А что значит — работать инженером-конструктором? Встань ни свет ни заря, к девяти туда, в шесть закончишь. Домой приехал — уже и дух вон…
Но ведь и в конструкторское бюро не пускают! Смешно. Как ни глупо звучит, какой нелепицей ни кажется, а ведь так, чего доброго, и за тунеядство привлекут. Что ж это вы, Герман Алексеевич? Не желаете трудиться? Клещом впились в загривок трудового народа? Нехорошо…
Немного тешило, конечно, что за правду страдает, а не просто так, не в случайной драке перепало. Но уже надоело разглядывать раны, совать персты, расковыривать. Обыденность заливала их своим вязким маслом, перевязывала волглой корпией…
Сидели поздним вечером на кухне.
Сипел чайник, изнемогая на маленьком огне, чашки и пепельница отсвечивали розовым.
Кира со вздохом сцепила пальцы.
— Чаю еще заварить?
Бронников пожал плечами.
— Хватит. Пароходы будут сниться…
— У домоуправления бумажка висит, — сказала она. — Лифтера ищут.
— Какого лифтера?
Кира собрала чашки, отвернула кран, полилась вода.
— Не знаешь, что такое лифтер? В подъездах бабушки. Видел?
— Лифтеры — это которые в лифтах ездят. Бабушки в подъездах — консьержки.
— Может, на диком Западе так. Здесь бабушки называются лифтерами.
— Понял, — хмыкнул Бронников. — И что?
Посуда позвякивала, побрякивала, с металлическим грохотком пополняла сушку. Потом Кира закрыла воду, повернулась, вытирая руки полотенцем.
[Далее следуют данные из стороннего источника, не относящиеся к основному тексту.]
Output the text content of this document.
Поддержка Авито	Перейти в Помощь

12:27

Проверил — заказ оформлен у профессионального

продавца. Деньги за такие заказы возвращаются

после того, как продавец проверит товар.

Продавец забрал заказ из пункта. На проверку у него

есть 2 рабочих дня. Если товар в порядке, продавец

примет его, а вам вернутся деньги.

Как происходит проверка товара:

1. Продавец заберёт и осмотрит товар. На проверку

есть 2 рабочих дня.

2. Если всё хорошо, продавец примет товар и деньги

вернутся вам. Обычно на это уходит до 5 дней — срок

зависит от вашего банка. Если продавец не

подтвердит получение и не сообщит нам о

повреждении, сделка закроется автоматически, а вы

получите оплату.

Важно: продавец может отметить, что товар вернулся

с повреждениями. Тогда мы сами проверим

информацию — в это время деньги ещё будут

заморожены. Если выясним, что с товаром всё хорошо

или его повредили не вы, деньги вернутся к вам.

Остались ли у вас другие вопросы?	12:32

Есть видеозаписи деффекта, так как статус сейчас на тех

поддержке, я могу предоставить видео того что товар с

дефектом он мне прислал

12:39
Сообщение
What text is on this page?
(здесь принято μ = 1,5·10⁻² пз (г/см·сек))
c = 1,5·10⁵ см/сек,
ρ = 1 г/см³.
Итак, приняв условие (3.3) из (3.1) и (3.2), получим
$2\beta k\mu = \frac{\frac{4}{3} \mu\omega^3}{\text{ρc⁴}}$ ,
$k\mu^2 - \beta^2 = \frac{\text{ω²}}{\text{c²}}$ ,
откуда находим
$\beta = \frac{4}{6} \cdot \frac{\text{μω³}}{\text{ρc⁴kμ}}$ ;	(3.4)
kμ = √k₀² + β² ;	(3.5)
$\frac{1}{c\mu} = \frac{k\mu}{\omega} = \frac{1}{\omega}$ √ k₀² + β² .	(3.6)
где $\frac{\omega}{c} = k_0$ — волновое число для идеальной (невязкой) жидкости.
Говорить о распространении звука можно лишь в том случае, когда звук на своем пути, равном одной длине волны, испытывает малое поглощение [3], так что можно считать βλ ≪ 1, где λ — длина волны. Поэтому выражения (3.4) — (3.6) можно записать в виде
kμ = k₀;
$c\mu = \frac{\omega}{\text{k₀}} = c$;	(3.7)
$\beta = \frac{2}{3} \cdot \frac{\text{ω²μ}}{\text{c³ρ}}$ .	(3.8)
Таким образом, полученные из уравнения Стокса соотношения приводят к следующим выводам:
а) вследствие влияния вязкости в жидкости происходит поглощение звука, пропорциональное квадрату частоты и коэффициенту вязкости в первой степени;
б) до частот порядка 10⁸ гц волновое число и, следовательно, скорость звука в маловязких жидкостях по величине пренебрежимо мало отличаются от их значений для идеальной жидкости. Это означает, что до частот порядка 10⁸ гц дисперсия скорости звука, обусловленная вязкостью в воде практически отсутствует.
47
— Вообще, не знаю, — сказала она, пожимая плечами. — Что ты так расстраиваешься? В этом поганом Союзе состоять — позор один. Мне и раньше не нравилось, что ты туда влез.
— Ну да, — Бронников вытряс из пачки папиросу. — Я и раньше знал, что тебе не нравилось. Дальше что?
С одной стороны, так и есть: позорная гебистская лавка. С другой — туда не вступают, туда принимают. И всякий, несмотря на то что позорная гебистская, хотел бы в нее встрять. Главным образом из-за того, что тогда можно смело не ходить на службу. Писатель — свободная профессия. Конечно, и в редакциях совсем другое отношение… Но все же главное — время. Время, время! — вот что дорого.
Иногда даже снилось: в непроглядной тьме он на ощупь дергает за какую-то ручку — и вдруг яркий свет и бешеный обвал черной рассыпчатой трухи! Это буквы: масса тяжеленьких свинцовых муравьев, скрипуче шурша, рушится, будто песок из самосвала! Надо успеть выхватить нужные — но как не сплоховать, как исполнить назначенное?!.